Pero Mandela estaba decidido a ganar la lucha. Ya entonces quería una nación próspera, y sabía que no podía haber una nación próspera cuando dos grupos se mantenían separados por la sospecha, el resentimiento y el deseo de hacer pagar a la otra parte por las injusticias que habían cometido. Aunque esos males fueran terribles, la cooperación era necesaria para la nación. Así que hizo cosas, en aquella prisión inmunda, que sus compañeros de prisión consideraban perversas. Aprendió afrikaans. Estudió la cultura y el pensamiento de los opresores. Practicó la cooperación entablando amistad con sus carceleros. La generosidad y la amistad no estaban justificadas por los hechos pasados, pero eran necesarias para el progreso futuro.

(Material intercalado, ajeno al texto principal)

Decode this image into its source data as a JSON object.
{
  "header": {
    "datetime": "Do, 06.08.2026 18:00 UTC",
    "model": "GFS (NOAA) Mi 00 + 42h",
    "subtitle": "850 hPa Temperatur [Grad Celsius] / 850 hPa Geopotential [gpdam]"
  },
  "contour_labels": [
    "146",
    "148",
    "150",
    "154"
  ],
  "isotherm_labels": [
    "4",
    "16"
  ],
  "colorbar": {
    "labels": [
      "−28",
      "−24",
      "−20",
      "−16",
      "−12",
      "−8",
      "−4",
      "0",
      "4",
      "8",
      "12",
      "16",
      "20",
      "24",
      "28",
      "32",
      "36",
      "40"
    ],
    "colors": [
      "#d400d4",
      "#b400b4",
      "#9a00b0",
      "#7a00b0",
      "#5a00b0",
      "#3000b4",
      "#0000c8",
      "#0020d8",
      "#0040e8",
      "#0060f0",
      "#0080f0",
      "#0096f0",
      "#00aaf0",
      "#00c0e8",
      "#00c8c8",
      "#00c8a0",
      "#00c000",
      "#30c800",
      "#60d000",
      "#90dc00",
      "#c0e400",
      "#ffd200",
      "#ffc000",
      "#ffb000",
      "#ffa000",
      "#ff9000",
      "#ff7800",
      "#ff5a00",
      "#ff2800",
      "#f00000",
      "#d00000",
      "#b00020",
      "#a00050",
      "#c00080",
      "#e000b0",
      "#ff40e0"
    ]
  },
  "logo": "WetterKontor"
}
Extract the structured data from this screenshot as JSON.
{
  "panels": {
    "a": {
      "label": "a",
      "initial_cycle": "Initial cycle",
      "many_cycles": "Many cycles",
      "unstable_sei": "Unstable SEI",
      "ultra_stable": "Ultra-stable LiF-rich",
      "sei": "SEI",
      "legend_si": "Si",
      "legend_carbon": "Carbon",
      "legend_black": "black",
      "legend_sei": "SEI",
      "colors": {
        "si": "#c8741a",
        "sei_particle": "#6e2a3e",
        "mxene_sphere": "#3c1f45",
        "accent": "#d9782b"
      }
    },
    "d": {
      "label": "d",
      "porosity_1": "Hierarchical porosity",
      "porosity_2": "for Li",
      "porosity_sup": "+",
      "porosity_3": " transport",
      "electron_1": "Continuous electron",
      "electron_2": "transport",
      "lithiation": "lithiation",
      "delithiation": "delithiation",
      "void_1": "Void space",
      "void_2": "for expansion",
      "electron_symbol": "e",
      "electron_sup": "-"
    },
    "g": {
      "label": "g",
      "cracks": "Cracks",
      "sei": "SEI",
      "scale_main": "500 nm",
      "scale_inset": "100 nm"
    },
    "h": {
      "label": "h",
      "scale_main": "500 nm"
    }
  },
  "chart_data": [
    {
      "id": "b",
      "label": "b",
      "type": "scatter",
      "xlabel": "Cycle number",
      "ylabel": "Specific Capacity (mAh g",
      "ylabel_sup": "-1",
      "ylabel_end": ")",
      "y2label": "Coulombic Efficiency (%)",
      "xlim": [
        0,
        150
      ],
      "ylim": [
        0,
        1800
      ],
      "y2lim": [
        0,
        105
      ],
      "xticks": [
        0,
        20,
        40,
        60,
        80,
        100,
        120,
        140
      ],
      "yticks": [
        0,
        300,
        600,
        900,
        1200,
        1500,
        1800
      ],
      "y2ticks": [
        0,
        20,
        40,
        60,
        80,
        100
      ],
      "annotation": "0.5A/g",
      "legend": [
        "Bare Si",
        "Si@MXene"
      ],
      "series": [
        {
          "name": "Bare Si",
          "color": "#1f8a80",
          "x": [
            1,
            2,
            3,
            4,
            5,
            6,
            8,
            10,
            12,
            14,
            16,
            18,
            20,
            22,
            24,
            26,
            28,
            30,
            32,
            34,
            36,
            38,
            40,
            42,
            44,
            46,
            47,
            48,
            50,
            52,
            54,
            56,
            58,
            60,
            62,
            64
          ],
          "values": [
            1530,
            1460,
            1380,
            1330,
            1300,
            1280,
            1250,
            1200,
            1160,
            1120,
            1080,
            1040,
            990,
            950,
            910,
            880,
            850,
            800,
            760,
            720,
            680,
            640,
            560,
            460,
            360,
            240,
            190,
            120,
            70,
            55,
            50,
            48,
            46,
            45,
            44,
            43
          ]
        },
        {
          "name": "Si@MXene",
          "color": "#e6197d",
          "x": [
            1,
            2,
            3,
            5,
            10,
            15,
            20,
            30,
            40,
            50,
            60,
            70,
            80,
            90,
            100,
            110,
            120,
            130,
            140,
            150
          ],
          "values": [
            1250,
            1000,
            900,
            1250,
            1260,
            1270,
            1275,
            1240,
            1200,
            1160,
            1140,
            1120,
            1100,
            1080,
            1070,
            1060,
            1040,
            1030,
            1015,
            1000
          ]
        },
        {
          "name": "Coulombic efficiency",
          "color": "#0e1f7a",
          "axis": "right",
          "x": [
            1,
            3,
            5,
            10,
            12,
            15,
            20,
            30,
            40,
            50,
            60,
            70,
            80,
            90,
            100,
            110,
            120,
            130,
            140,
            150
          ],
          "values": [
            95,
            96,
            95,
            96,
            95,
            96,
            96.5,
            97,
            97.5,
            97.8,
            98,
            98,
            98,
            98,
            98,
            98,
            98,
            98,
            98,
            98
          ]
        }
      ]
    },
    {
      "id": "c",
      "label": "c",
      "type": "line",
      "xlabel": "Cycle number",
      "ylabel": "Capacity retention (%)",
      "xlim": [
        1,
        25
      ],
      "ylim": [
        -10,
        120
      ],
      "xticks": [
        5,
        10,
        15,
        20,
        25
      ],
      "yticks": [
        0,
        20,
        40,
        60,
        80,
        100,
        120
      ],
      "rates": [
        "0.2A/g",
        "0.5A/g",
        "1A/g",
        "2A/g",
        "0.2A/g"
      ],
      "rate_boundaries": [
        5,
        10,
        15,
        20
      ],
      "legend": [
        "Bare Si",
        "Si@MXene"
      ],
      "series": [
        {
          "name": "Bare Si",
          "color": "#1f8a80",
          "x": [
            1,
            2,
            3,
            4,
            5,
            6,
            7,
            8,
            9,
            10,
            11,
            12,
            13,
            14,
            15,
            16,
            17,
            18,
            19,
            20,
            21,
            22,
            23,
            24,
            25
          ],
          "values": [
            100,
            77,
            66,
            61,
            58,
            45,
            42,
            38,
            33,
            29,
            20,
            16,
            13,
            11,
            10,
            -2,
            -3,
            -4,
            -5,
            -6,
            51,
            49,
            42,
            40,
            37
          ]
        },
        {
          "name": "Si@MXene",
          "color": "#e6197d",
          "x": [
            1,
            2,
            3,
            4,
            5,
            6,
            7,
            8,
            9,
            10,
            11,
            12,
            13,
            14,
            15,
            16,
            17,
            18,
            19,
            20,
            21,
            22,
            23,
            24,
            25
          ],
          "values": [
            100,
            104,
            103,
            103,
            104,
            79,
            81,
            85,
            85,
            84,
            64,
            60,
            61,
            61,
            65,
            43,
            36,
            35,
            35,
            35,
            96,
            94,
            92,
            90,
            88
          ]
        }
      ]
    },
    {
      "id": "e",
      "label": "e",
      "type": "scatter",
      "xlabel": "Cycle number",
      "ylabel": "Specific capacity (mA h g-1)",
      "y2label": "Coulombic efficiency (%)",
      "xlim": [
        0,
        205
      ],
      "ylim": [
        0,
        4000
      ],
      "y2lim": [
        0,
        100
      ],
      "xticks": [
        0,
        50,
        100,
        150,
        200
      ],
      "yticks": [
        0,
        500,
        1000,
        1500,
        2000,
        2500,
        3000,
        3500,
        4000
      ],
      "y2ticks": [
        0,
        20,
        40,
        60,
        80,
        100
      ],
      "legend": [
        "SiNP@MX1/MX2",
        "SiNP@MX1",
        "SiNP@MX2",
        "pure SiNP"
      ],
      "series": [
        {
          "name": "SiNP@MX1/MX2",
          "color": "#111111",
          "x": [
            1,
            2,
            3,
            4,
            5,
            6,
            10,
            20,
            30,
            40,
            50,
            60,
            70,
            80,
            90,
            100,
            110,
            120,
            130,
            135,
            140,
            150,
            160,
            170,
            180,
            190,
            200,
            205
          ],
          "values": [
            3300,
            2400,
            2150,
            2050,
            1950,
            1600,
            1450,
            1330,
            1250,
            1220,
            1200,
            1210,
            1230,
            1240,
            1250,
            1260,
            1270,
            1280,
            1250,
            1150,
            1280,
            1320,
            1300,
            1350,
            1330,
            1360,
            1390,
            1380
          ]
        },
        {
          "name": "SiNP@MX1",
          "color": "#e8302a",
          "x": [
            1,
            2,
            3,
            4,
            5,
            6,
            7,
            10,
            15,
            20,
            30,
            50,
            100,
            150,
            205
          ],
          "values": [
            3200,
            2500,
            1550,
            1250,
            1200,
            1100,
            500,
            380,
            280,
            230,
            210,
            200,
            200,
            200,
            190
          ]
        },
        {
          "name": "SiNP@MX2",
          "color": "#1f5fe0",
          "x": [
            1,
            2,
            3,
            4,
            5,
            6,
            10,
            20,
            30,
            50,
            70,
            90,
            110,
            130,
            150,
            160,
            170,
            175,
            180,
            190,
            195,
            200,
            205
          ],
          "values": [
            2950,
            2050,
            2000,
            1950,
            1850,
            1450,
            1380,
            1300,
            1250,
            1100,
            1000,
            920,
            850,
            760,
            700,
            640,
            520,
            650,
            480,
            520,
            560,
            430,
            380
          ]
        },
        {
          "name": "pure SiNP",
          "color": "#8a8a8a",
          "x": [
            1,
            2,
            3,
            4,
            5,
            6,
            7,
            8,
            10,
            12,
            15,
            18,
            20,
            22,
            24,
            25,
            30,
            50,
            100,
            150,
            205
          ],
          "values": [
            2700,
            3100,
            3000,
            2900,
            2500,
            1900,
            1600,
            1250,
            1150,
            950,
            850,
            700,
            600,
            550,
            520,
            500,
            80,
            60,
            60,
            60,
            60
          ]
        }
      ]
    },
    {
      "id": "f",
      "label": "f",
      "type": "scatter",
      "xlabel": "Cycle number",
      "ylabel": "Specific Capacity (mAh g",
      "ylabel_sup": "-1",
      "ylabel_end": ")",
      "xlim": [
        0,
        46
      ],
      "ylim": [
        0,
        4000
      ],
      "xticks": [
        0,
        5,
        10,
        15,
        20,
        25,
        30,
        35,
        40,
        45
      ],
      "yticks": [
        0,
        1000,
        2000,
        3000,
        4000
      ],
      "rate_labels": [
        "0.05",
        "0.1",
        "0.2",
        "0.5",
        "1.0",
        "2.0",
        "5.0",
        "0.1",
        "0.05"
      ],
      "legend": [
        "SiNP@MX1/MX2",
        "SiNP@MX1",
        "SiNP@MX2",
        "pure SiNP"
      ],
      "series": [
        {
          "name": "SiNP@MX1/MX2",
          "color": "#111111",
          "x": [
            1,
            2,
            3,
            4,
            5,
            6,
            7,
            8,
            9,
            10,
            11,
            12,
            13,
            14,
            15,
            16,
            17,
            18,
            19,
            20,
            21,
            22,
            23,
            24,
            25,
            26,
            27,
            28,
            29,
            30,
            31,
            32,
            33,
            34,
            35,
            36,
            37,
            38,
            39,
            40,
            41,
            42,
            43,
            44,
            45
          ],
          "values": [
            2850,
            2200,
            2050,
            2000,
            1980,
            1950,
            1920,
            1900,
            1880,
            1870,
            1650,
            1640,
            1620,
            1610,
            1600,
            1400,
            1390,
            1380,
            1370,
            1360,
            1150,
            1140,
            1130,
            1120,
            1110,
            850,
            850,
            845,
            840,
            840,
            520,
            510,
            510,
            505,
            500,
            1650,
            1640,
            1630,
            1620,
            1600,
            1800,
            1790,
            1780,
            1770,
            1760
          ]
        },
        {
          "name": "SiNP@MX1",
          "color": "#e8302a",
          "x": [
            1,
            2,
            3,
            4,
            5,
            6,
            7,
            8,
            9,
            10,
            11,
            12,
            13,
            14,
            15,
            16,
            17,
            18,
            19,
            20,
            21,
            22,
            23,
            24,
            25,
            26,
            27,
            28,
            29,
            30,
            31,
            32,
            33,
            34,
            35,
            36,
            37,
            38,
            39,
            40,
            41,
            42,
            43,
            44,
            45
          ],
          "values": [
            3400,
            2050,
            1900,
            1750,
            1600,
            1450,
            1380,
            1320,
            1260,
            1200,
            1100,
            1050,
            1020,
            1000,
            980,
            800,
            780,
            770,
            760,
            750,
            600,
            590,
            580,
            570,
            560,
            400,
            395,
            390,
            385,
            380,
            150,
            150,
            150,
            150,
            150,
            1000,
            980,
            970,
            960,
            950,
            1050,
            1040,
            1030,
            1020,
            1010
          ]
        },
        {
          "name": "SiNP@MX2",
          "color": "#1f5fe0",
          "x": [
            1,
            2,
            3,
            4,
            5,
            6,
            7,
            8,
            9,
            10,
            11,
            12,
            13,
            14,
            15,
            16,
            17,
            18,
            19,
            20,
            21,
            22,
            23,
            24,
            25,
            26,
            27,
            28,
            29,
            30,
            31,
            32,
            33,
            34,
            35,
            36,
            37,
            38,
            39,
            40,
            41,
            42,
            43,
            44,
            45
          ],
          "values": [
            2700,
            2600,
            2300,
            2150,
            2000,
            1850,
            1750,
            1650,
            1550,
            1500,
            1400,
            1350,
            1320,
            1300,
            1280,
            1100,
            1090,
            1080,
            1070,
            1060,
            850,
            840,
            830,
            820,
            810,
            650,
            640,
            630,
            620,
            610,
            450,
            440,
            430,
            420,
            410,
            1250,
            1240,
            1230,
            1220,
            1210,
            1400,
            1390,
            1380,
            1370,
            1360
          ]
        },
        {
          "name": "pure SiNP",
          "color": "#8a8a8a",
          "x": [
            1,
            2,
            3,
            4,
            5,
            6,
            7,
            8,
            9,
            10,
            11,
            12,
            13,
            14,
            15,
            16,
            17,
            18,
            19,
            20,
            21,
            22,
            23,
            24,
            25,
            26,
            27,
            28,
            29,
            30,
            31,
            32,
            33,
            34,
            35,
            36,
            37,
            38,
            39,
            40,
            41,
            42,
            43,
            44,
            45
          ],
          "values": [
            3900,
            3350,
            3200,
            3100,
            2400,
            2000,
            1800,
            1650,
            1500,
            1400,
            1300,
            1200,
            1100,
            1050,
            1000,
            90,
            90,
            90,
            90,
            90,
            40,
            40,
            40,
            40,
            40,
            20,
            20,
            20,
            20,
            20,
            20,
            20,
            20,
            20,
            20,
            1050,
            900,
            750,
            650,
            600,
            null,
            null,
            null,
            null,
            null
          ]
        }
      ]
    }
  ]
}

Mandela solía contar a la gente una pequeña parábola. Imagina que el sol y el viento compiten para ver quién consigue que un viajero se quite la manta. El viento sopla con fuerza, agresivamente. Pero el viajero sólo consigue apretarse más la manta. Entonces el sol empieza a brillar, primero suavemente y luego con más intensidad. El viajero relaja la manta y acaba por quitársela. Así es como debe actuar un líder: olvidarse de la mentalidad de contraataque y forjar un futuro de calidez y colaboración.
Mandela era realista. Nunca se le habría encontrado proponiendo, como hizo Gandhi, convertir a Hitler por encanto. Y, por supuesto, estaba dispuesto a utilizar la violencia estratégicamente, cuando la no violencia fracasaba. La no ira no implica la no violencia (aunque Gandhi pensara que sí). Pero entendía la nacionalidad y el espíritu que requiere una nueva nación. Aun así, detrás del recurso estratégico a la violencia siempre hubo una visión de las personas que era Transicional, centrada no en la venganza, sino en la creación de un futuro compartido tras actos indignantes y terribles.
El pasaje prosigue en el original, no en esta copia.